A friend of mine visited the exhibition on the last day and was surprised
by a spectacular finale. A woman in a body suit with a mask over her mouth
stood in a glass box as attendants climbed up to the open top and showered,
bag by bag, one and a half tonnes of salt over her. Powder drifted about
the room, momentarily setting off the fire alarm as spectators, alchemised
by sodium chloride, tasted salt in their mouths. On the way to being cured
under glaring spotlights, the woman was chest deep in it, until, after
a Pinteresque pause, shuffling her arms, she began to dig her way out.
Czarnecki published a book called Humancraft –
Contaminating Science With Art. Whilst raising the frightening
ethical context of medical scientific progress, this exhibition shows
that without the art of being human, science wouldn’t exist.

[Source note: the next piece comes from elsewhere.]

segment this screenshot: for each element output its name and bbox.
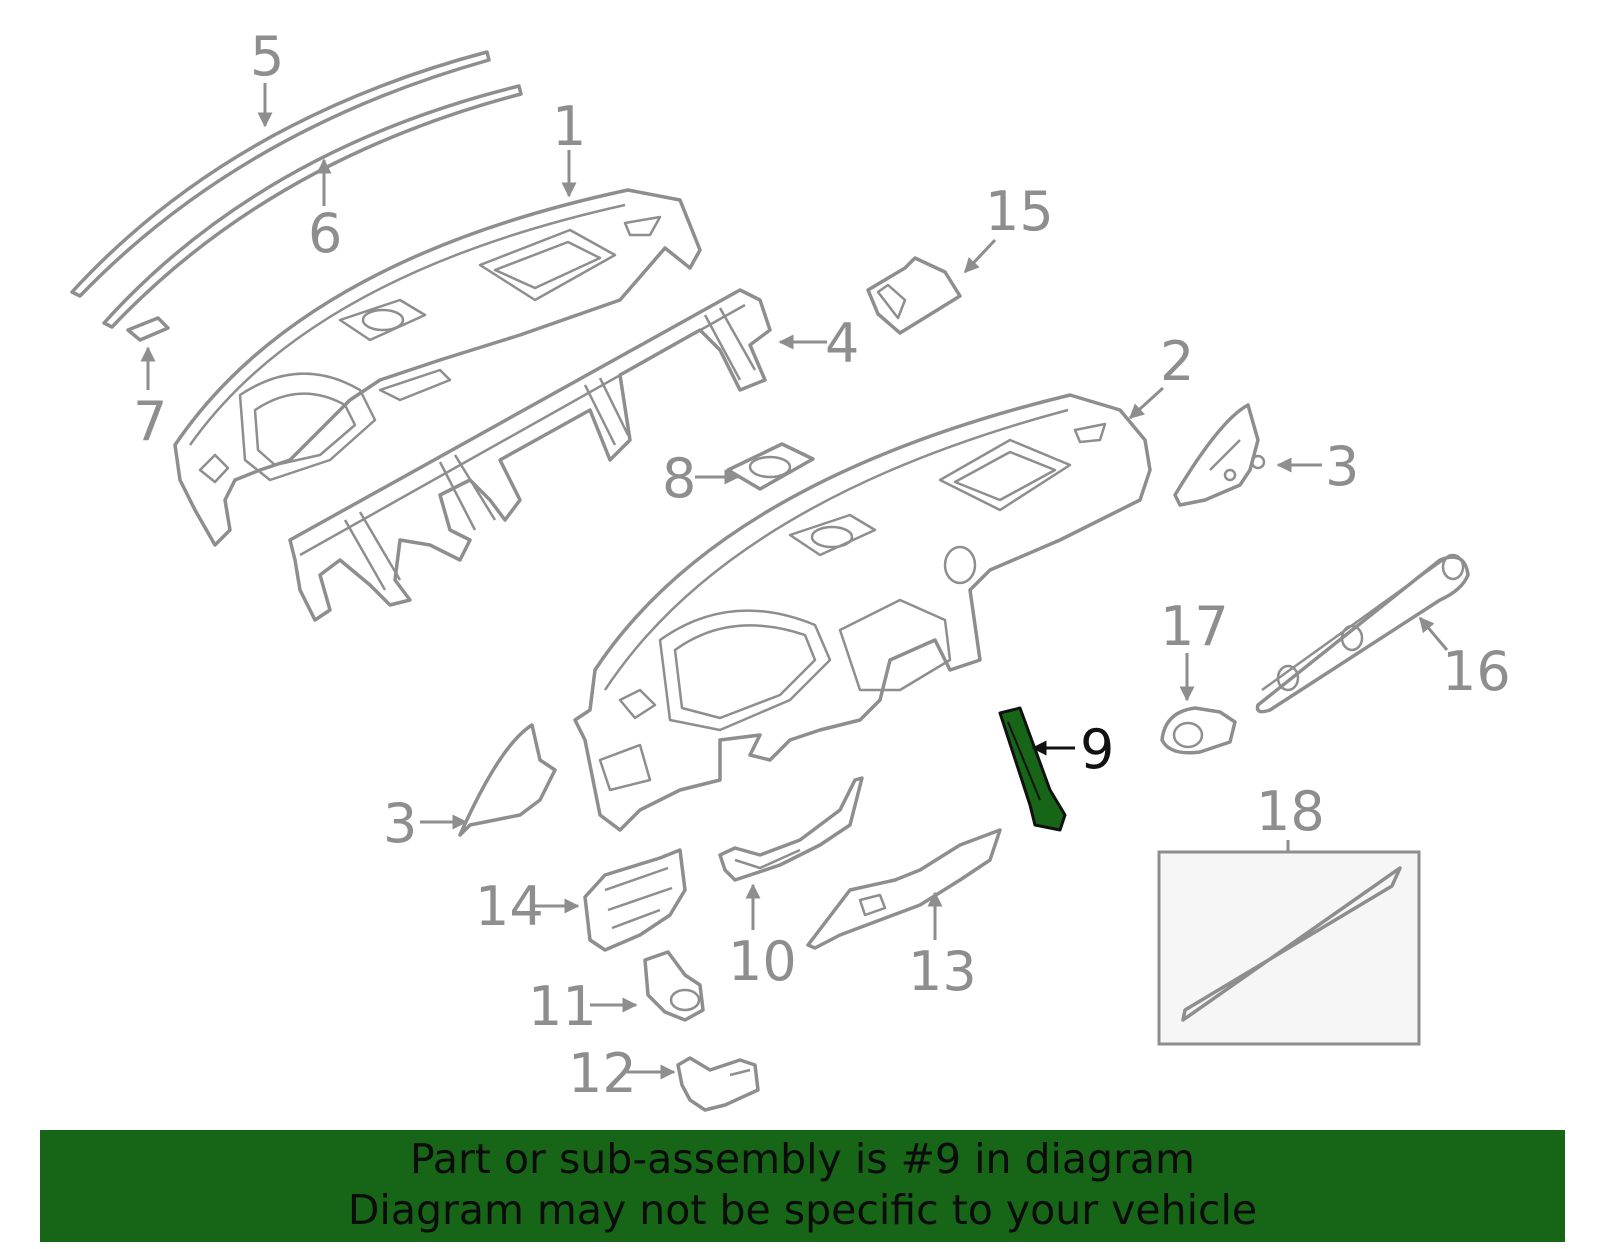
part-6-molding bbox=[102, 84, 523, 329]
part-13-lower-panel bbox=[806, 828, 1002, 950]
part-14-control-panel bbox=[583, 848, 687, 952]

The
sweet and sour spirals of this unforgettable airing are inspiringly powerful
If you missed the show, Czarnecki is at .
Palaces will tour to the Science Museum, Imperial College London and the
Centre of the Cell, London in 2012, and the Herbert Art Gallery &
Museum, Coventry in 2013.
Comment left by Sandra Gibson on 29th February, 2012 at 19:40
I enjoyed reading this eloquent piece and regret having missed the exhibition at Liverpool.